Secondly, there is an overwhelming perception that the clinical market is not only saturated with MRI-based imaging, but that it is at risk of ‘overuse’, as overall morbidity and mortality has not been reduced despite a considerable increase in imaging over the last two decades. The caveat of this misconception is exposed by an organ-based breakdown of scanner utilisation, revealing that over 70% of MR scanner time worldwide goes to brain, spine and extremities, whereby cardiac MR imaging amounts to a mere 1%.52 Clearly, this deployment is illogically disproportionate to the magnitude of a problem created by heart disease, the major contributor to morbidity and mortality worldwide.
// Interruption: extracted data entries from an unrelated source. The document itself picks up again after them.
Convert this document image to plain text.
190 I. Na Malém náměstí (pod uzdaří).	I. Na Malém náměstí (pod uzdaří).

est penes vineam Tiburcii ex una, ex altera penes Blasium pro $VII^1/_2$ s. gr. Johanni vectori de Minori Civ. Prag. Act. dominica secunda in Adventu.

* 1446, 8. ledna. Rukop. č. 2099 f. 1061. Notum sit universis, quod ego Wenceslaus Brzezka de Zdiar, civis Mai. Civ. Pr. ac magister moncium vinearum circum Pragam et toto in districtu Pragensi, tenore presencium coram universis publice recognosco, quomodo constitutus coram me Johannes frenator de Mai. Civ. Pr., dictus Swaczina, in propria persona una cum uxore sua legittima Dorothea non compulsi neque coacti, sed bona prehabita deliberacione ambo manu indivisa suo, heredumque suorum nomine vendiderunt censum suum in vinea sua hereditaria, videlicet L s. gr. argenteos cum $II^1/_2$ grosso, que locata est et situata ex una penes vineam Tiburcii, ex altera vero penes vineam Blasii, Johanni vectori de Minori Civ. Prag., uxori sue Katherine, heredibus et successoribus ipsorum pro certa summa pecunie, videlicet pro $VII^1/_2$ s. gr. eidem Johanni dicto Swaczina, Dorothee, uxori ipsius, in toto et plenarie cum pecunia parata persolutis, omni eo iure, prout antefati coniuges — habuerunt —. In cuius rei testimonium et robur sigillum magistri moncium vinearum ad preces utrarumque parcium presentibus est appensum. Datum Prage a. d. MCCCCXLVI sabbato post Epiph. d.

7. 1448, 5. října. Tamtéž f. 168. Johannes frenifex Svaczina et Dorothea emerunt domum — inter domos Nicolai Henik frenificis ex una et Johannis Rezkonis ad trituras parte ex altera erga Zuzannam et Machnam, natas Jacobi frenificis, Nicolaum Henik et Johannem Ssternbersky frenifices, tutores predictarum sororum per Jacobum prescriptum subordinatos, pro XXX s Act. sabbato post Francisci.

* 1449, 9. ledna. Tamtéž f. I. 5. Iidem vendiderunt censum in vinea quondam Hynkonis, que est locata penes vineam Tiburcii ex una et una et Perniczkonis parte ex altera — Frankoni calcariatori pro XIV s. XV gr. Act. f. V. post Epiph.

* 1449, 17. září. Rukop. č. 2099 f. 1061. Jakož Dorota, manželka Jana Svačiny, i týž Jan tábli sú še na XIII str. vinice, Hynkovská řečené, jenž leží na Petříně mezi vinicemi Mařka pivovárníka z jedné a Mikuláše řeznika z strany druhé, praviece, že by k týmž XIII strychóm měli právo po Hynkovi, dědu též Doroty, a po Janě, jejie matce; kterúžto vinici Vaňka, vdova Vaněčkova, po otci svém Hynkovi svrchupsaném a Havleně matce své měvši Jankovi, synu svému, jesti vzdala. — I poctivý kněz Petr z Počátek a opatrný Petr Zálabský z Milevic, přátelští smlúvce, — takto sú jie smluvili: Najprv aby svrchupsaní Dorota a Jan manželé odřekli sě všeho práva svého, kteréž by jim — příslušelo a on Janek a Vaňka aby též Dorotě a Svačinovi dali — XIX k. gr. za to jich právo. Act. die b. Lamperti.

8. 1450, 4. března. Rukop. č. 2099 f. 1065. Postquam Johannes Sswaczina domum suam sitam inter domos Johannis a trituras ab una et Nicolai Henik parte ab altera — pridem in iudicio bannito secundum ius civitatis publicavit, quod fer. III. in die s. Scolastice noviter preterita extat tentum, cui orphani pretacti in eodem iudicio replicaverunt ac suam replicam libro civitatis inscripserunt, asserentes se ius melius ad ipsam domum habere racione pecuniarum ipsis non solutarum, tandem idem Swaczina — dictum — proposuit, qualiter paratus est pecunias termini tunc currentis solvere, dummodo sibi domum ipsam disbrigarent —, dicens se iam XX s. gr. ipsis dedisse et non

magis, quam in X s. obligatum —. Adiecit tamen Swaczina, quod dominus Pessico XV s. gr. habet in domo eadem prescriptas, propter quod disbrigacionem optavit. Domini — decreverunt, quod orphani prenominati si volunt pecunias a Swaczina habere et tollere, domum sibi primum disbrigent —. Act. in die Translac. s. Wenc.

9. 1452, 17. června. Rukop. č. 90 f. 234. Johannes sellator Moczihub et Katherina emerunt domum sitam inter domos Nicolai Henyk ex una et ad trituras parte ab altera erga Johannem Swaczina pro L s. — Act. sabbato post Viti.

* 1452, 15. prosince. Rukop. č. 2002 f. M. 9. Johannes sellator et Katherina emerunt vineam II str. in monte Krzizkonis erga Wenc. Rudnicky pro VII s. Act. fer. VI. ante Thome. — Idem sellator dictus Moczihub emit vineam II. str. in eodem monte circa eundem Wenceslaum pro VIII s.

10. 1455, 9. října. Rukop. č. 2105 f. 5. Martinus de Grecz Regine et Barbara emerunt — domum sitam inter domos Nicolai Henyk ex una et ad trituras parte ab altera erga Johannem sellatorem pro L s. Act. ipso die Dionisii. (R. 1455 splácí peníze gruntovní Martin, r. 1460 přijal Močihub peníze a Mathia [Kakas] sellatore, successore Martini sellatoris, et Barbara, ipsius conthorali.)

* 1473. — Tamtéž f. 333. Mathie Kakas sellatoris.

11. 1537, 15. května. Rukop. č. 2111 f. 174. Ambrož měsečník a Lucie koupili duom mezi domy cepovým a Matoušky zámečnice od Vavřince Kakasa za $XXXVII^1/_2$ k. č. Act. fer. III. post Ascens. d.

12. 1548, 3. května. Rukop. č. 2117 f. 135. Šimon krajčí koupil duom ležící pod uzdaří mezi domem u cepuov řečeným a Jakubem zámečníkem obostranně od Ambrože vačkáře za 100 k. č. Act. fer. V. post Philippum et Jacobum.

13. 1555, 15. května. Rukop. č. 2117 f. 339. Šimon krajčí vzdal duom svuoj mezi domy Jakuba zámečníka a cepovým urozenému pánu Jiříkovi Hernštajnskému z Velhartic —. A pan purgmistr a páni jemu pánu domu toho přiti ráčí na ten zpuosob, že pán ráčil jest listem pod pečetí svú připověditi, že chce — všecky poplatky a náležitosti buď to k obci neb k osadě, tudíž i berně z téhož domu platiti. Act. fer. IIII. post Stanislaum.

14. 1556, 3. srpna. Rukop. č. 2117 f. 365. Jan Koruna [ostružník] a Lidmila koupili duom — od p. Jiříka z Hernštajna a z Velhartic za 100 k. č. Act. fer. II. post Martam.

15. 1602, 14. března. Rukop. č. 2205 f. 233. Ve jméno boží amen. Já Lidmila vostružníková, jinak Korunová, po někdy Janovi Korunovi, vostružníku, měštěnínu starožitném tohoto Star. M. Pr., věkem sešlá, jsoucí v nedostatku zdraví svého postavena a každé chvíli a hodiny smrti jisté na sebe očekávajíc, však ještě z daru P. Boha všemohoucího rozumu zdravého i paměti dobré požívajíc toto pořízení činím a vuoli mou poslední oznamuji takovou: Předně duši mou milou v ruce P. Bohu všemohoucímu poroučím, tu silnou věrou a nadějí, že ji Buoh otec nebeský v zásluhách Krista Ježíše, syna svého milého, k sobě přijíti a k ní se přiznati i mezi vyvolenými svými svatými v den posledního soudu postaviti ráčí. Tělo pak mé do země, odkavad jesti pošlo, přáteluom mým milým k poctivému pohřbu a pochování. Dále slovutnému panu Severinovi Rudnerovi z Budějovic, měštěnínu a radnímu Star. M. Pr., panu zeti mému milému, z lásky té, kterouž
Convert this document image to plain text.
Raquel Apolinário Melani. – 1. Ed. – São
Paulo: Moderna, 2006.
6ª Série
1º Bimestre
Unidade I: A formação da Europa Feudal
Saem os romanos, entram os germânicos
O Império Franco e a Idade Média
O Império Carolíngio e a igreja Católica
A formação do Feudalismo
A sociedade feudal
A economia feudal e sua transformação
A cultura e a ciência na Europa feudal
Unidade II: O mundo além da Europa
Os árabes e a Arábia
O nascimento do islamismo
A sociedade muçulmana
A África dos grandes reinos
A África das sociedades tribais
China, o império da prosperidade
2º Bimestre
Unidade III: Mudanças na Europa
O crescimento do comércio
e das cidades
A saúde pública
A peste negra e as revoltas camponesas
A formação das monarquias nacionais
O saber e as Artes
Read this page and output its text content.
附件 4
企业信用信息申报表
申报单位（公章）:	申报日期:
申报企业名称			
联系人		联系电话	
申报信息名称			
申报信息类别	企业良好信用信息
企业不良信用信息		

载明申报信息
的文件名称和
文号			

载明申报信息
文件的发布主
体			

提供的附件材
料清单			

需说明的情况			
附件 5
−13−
Finally, as imaging requires no regulatory evidence of clinical effectiveness in delivery of medical care (such as guiding treatment to change outcome), use is guided by a market of existing reimbursement schemes rather than a recognised clinical need. This also explains the persistent use of methods that are entitled to reimbursement despite recognised significant disadvantages and inferior evidence – such as nuclear medicine methods – and are simply underpowered to deliver the insights to a complex pathophysiology, for example, serial echocardiography, cardiac CT or invasive catheterisation.53–55 A move towards evidence-based use of imaging techniques in guiding treatment and improve outcome by way of regulation is pertinent to improve the current state of the art and stove off the rising HF epidemic, fuelled by the currently inadequate approaches.
The accurate diagnosis of underlying pathophysiology is paramount to safeguard good prognosis and the patient’s quality of life. Of the available diagnostic tools, CMR is distinguished by the overall body of evidence, ranging from validation, comparative diagnostic accuracy studies and, more recently, of clinical effectiveness of the direct guidance of revascularisation, showing that CMR is safe, delivering measurements that are accurate and highly reproducible, as well as provide valuable prognostic information. In addition to coronary artery disease and its complications, it is also able to elucidate the many non-ischaemic causes of symptoms in patients with relatively low pre-test probability for CAD.51 In survivors of acute MI, CMR can show the extent of salvages myocardium and, thus, the efficacy of treatment.52 This capacity renders CMR an invaluable modality for assessing the potential future advancements in treatment. Finally, CMR can illustrate the extent and severity of left ventricular remodelling following an MI, providing useful information for the management and prognosis of patients with ischaemic heart disease. This includes the transmurality of the scar, the degree of left ventricular dilatation, left ventricular ejection fraction and the extent of remote myocardial adverse remodelling. Despite being a powerful tool, the huge methodological diversity and lack of standardisation of CMR sequences and techniques poses an ongoing problem and a limitation to translation of scientific results into everyday practice, hindering collaboration among CMR centres and the understanding of disease pathophysiology.